La kasbah di Taourirt, a Ouarzazate, proprio nel centro della città, è una vera opera d’arte, ma l’atmosfera però non è più quella magica di quelle incontrate lungo la strada. 

Viaggio per vedere le opere e i monumenti dell’uomo, per conoscere popolazioni e realtà diverse dalla mia. Ebbene, prima di giungere a Ouarzazate, durante le soste tra una kasbah e l’altra, tra un oasi e l’altra, spesso mi è sembrato di percepire i segni dell’antica civiltà delle kasbah, se non in via di estinzione, sicuramente di trasformazione. Mi conforta l’aver osservato che questa piccola fetta d’Africa "araba" resta ancora autentica, in cui la popolazione cerca di conservare le proprie tradizioni, dove è possibile fare incontri genuini e amichevoli. Pur condividendo la stessa realtà geografica di quella incontrata lungo la strada, la gente di Ouarzazate non spartisce gli stessi valori e la stessa vita.

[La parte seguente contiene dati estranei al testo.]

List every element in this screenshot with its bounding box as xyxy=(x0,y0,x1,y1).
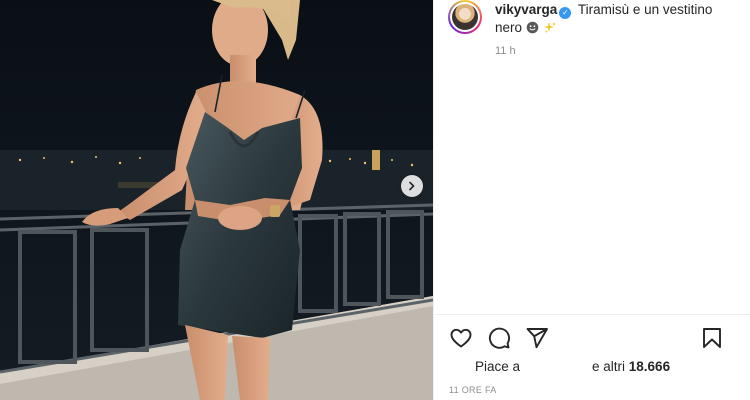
likes-prefix: Piace a xyxy=(475,359,521,374)
verified-icon: ✓ xyxy=(559,7,572,19)
post-timestamp[interactable]: 11 ORE FA xyxy=(449,385,497,395)
likes-and-text: e altri xyxy=(592,359,626,374)
avatar[interactable] xyxy=(448,0,482,34)
likes-count: 18.666 xyxy=(628,359,671,374)
post-side-panel: vikyvarga ✓ Tiramisù e un vestitino nero … xyxy=(433,0,750,400)
share-icon[interactable] xyxy=(525,326,549,350)
comment-icon[interactable] xyxy=(487,326,511,350)
likes-summary: Piace a e altri 18.666 xyxy=(449,359,749,377)
post-caption: vikyvarga ✓ Tiramisù e un vestitino nero xyxy=(495,1,725,39)
sparkles-emoji xyxy=(543,21,557,39)
bookmark-icon[interactable] xyxy=(700,326,724,350)
divider xyxy=(434,314,750,315)
night-terrace-photo xyxy=(0,0,433,400)
avatar-image xyxy=(452,4,478,30)
post-actions xyxy=(449,326,549,350)
carousel-next-button[interactable] xyxy=(401,175,423,197)
username-link[interactable]: vikyvarga xyxy=(495,2,557,17)
smiley-face-emoji xyxy=(526,21,539,39)
post-photo[interactable] xyxy=(0,0,433,400)
caption-timestamp[interactable]: 11 h xyxy=(495,45,516,57)
chevron-right-icon xyxy=(409,181,415,191)
heart-icon[interactable] xyxy=(449,326,473,350)
likes-others[interactable]: e altri 18.666 xyxy=(592,359,670,374)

Lasciata l’indifferente Ouarzazate per una strada accidentata, ma percorribile, sono sufficienti però pochi chilometri di strada per ripiombare di nuovo nella favola del mondo autentico dei ksar. Quello di Aït Benhaddou, con le sue kasbah, appare da lontano straordinariamente intatto. Sembra una visione sogno, un miraggio. Le mura tremano per la rifrazione dell’aria dovuta al gran caldo e solo quando oltrepassato il fiume in gran parte dissecato ci accorgiamo dell’inganno. Il segno del tempo, del clima e degli uomini si rivelano con impietosa evidenza. La cinta muraria è severamente danneggiata, di alcune case rimangono solo le mura, le kasbah sono martoriate da tutta una serie di ferite. Eppure Aït Benhaddou vale la visita. Non per niente per via del suo aspetto scenografico è stato scelto come sfondo per molti film. Aït Benhaddou non è una città fantasma. C’è ancora chi vi abita, pochi a dire la verità, come un vecchio solo con il suo asino, tutto imbacuccato nel suo lungo burnus di lana colore marrone scuro, curvo per l’età avanzata. Donne a parte, uno dei pochi uomini che ho visto vestirsi secondo le usanze islamiche.

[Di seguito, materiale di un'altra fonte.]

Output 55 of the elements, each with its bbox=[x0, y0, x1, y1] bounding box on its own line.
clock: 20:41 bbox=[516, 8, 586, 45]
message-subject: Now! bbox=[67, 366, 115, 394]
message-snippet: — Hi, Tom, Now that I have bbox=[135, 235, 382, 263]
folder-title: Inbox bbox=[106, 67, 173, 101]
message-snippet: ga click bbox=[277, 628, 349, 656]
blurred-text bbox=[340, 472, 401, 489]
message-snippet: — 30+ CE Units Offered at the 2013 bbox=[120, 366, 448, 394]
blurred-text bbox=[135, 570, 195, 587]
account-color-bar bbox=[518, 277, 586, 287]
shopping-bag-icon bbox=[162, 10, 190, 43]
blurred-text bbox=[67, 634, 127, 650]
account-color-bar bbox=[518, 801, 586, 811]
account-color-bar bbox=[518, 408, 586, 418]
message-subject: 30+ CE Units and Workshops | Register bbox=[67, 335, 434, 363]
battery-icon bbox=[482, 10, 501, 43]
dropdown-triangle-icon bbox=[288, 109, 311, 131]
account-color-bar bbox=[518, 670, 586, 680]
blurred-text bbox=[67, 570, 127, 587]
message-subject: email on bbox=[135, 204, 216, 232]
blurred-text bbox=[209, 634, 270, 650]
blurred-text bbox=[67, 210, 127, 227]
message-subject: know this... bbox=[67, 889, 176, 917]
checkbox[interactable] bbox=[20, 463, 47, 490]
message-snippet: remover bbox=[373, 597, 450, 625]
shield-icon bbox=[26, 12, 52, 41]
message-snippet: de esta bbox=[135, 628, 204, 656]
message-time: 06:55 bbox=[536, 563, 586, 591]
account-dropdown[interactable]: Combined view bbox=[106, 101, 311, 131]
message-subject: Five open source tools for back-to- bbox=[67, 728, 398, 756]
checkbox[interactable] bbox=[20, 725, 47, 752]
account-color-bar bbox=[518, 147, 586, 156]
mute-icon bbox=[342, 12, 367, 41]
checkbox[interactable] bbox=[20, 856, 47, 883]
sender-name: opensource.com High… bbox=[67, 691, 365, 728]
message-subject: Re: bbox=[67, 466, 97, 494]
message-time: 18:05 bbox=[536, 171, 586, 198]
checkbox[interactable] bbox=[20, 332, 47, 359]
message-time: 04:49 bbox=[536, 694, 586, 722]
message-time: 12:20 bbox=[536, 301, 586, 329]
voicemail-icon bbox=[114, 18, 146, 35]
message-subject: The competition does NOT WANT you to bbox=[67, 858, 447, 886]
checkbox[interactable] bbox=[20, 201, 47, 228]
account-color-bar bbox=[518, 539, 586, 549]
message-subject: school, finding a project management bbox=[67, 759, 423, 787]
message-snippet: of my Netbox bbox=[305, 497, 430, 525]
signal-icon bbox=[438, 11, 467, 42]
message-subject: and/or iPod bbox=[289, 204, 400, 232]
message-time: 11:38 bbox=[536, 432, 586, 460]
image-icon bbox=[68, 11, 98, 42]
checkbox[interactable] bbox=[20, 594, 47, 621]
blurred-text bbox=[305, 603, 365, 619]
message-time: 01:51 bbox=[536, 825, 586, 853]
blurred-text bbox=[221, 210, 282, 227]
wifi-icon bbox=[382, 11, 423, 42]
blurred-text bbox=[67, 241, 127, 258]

La via delle Kashah una strada dal percorso ben preciso, eppur senza confini e limiti. 

Vorrei essere riuscito a trasmettere le immagini e le sensazioni che mi sono rimaste nel cuore percorrendola, vorrei essere riuscito ad eccitare la vostra curiosità perché come si dice. "il viaggio comincia con la mente, prima ancora che con il corpo."